I do have concerns—very big concerns—about how the Government have handled this. We have had mixed messages. The schools announcements today and just before the recess were all over the place. Half-announcements are made, but no detailed information is available. If we press a question, we get nothing back. It is great when the House is sitting, so theoretically we can hold Ministers to account, but too often we get no answers. At times we have online briefings, but—I say this with respect for the Minister, who is a good Minister and tries hard—they are short; they are not enough. We cannot get hundreds of colleagues on and get their questions answered. As MPs in our area, we need information to be able to answer the questions that are already flying in from headteachers not knowing what is going on with schools next week, with our rates so high but our schools still open. Of course I and local headteachers want our schools open, but why are they open when schools in neighbouring boroughs with similar rates are closed? It is very confusing.

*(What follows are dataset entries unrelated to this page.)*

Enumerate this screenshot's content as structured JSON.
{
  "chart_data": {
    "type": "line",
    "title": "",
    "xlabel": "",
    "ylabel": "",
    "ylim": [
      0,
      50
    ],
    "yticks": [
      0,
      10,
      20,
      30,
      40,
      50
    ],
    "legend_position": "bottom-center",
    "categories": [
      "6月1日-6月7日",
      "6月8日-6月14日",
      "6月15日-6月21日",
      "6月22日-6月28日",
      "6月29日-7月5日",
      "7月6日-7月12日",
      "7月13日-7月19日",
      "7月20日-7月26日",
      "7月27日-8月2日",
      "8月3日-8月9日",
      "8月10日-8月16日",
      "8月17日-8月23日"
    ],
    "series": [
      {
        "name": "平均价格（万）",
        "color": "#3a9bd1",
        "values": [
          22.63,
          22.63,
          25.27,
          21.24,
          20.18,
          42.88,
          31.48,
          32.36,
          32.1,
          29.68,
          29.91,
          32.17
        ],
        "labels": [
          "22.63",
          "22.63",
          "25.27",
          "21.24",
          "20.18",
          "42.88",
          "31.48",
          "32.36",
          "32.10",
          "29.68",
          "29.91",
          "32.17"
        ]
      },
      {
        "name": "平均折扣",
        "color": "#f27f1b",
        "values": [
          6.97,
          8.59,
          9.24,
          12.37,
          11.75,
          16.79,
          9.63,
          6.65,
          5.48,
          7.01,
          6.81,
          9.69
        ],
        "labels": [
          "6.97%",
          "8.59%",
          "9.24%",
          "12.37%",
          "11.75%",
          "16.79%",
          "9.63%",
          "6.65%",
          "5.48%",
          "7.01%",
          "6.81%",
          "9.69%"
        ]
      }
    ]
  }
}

We also need clarity about where the transmission is coming from. What I understand from public health briefings—I am sure the Minister will elaborate—is that it is largely community-driven. The community driver goes into schools, from where it then spreads. We need to be really clear about that, because, judging by a number of emails I have had in the past couple of days, teachers and headteachers are frightened about what next week will bring. They need clarity and certainty. They are vital frontline key workers, doing their best to educate our children in difficult circumstances.

I completely agree with the hon. Member for East Devon (Simon Jupp) about the business issues. My local hospitality industry has been decimated. The 10 pm curfew seems to have been plucked from the air, because it became 11 pm only about six weeks later. Again, we need clarity. If it is not clear, or the decision is a subjective one, fine, but level with the British public and the industries affected—the events industry, the creative industries. Tell them, engage them, get them into Government earlier. When I talk to permanent secretaries, as I often do on the Public Accounts Committee, and ask them who they are engaging with, I get vague answers, but actually sometimes they do not have the right people in the room. However brilliant and clever our civil servants are, they need to be talking to people on the frontline, because in the end who is delivering the tests in schools? It is the headteachers and staff. Who is at the frontline in hospitals? It is not civil servants; it is our health workers, and we need to listen to them.

I am concerned about the frontline impact in the NHS. Earlier, I raised with the Secretary of State the number of nurses who are potentially able to work and want to—about 71,000 of them, yet only 1,000 got through the system. Frontline nurses from various parts of the country, not just Hackney, have told me that they are struggling to get to the right place to contribute.

In short, we need proper economic support for the businesses that are closed. We need proper testing in place, and that must be worked on with the organisations that will have to deliver testing. We need clarity on testing and in the messaging. Above all, we need honesty—honesty about the route out. We need to treat the British public with the respect they deserve by providing information and explanation when it is not clear. That is enough. People understand that difficult decisions have to be made, sometimes at the last minute, but people need to know if something is coming down the line. People in government always think they need to have a definite decision or a definite point of view to put out there, but actually, in this situation, people can sense what is coming and the Government need to be much more honest about that. I hope the Minister will respond when she winds up the debate.